The mental health conversation in India has been gaining traction slowly, and Perfect Family arrives at exactly the right moment to push it further. Therapy, for much of middle-class India, still carries the whiff of weakness, the idea that if you need to talk to a stranger about your family, your family has failed at something essential. The show doesn’t lecture this away. Instead, it places its characters inside that discomfort and lets them squirm, resist, deflect, and gradually, reluctantly — open up. The result is something that feels less like a TV show and more like watching a family exhale for the first time in years.

The show often goes back and forth in timeline to truly exhibit how our past shapes our present in the most profound way. A man of 60 is no less prone to this experience than a 30-something adult, and Perfect Family depicts this with a kind of unflinching honesty that catches you off guard. There are instances within the show where a sensitive audience would end up wincing; the graphic representation of the uglier aspects of being a dysfunctional human, of carrying problems you can’t articulate to the people sitting right across from you at the dinner table, hits with a dull, specific ache. What makes it more disorienting is how the show refuses to let you comfortably dislike anyone. The person who seems villainous in one scene becomes someone you understand and almost grieve for once the timeline folds back and shows you what made them that way.

The architecture of Perfect Family is worth pausing on. Its eight episodes move with the deliberate rhythm of a therapy arc, and their titles alone tell a story. There is a particular kind of Indian storytelling that has always preferred the epic over the intimate.
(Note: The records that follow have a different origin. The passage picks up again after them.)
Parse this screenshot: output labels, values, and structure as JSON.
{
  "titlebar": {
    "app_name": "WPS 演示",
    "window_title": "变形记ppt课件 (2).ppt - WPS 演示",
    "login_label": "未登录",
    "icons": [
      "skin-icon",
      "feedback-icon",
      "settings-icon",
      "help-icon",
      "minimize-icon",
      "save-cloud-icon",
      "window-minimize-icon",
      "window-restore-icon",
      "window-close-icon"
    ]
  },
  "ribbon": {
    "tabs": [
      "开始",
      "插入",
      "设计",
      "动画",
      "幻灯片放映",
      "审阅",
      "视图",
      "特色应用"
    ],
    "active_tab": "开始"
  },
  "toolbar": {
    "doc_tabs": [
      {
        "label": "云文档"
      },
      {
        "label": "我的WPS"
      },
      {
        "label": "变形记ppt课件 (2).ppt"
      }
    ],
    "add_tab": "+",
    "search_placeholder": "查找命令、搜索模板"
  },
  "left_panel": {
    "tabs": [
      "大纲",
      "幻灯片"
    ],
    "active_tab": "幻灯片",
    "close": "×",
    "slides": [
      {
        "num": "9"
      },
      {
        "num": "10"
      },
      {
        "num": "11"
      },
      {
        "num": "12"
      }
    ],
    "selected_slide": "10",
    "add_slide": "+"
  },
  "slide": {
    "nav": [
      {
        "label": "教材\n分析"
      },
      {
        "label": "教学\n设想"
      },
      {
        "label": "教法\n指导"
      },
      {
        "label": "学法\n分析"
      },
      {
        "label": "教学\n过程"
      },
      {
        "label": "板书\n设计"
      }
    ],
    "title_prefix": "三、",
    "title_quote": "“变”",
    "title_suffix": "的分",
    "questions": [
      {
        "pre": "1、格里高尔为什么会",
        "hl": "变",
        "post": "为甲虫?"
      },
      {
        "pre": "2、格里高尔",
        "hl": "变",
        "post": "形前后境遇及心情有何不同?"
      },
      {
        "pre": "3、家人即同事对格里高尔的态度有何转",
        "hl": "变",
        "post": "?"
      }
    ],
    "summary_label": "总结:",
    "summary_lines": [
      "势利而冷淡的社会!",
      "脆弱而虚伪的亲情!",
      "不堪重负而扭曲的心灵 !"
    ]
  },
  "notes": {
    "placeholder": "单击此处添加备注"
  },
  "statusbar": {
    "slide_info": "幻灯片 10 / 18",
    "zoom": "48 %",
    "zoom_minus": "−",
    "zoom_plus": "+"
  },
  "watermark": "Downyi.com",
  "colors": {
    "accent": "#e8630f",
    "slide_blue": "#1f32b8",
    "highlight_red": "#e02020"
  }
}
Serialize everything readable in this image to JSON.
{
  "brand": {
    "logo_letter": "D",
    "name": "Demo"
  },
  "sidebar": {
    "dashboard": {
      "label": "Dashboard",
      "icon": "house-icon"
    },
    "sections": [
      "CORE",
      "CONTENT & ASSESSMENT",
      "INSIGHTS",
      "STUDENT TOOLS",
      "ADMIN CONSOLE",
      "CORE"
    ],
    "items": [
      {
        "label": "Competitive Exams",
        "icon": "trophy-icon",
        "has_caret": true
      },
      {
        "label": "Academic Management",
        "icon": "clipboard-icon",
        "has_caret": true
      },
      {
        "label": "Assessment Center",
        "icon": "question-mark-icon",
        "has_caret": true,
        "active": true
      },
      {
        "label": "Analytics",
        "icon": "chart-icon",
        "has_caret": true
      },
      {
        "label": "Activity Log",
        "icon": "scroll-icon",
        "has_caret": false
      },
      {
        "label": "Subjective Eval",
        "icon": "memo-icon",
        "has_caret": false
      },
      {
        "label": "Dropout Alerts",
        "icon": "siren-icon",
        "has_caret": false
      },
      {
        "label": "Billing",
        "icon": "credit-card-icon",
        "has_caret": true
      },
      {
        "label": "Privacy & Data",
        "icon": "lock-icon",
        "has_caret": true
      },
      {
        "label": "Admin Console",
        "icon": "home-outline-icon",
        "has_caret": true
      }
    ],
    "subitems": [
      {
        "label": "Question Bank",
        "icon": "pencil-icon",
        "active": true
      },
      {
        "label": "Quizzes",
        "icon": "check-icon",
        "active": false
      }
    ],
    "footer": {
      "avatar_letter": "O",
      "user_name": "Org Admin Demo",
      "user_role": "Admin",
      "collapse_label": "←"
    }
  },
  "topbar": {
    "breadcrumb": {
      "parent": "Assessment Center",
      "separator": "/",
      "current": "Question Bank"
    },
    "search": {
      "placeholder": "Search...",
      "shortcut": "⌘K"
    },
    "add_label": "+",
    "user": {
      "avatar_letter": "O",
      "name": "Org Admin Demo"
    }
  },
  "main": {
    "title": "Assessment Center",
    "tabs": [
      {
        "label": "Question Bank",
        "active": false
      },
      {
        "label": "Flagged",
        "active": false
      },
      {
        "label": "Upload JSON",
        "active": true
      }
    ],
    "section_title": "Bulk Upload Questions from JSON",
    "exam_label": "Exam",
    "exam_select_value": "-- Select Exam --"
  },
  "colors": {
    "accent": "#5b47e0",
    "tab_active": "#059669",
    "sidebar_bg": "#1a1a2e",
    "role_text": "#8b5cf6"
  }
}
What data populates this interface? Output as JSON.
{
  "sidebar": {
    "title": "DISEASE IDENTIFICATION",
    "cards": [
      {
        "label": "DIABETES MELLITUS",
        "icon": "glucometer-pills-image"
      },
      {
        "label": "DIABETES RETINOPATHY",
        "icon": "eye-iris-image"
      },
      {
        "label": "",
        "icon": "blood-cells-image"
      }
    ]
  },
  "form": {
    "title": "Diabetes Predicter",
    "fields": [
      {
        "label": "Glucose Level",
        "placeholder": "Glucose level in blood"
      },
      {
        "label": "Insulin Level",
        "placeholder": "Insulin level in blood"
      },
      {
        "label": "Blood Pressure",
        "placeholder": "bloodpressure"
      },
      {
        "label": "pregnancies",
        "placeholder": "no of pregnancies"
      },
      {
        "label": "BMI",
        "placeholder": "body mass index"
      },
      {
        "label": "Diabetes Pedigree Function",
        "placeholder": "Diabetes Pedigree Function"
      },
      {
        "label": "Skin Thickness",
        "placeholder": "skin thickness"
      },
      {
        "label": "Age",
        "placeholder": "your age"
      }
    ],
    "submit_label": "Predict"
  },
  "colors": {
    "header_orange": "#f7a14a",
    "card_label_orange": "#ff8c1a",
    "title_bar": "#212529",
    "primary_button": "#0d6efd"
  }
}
The grand gesture, the dramatic confrontation, the emotional crescendo that releases everyone from the tension of saying something true. Perfect Family refuses all of that. It stays small. It stays honest. It makes you laugh and then, before you’ve finished laughing, it makes you uncomfortable in ways you’ll be untangling for days.

Pankaj Tripathi has spent years playing characters who exist on the margins of respectable society; gangsters, fixers, the quietly powerful men in the background. In producing Perfect Family, he has turned that gaze inward, toward the most respectable institution of all: the family. What he found there, and what this show so brilliantly excavates, is that respectability is often just the story we agree to tell each other so we don’t have to tell the truth.

By the time the final title card Family is Everything — appears on screen, you won’t read it the same way you would have eight episodes ago. That shift is the whole point. And it costs less than a cup of coffee.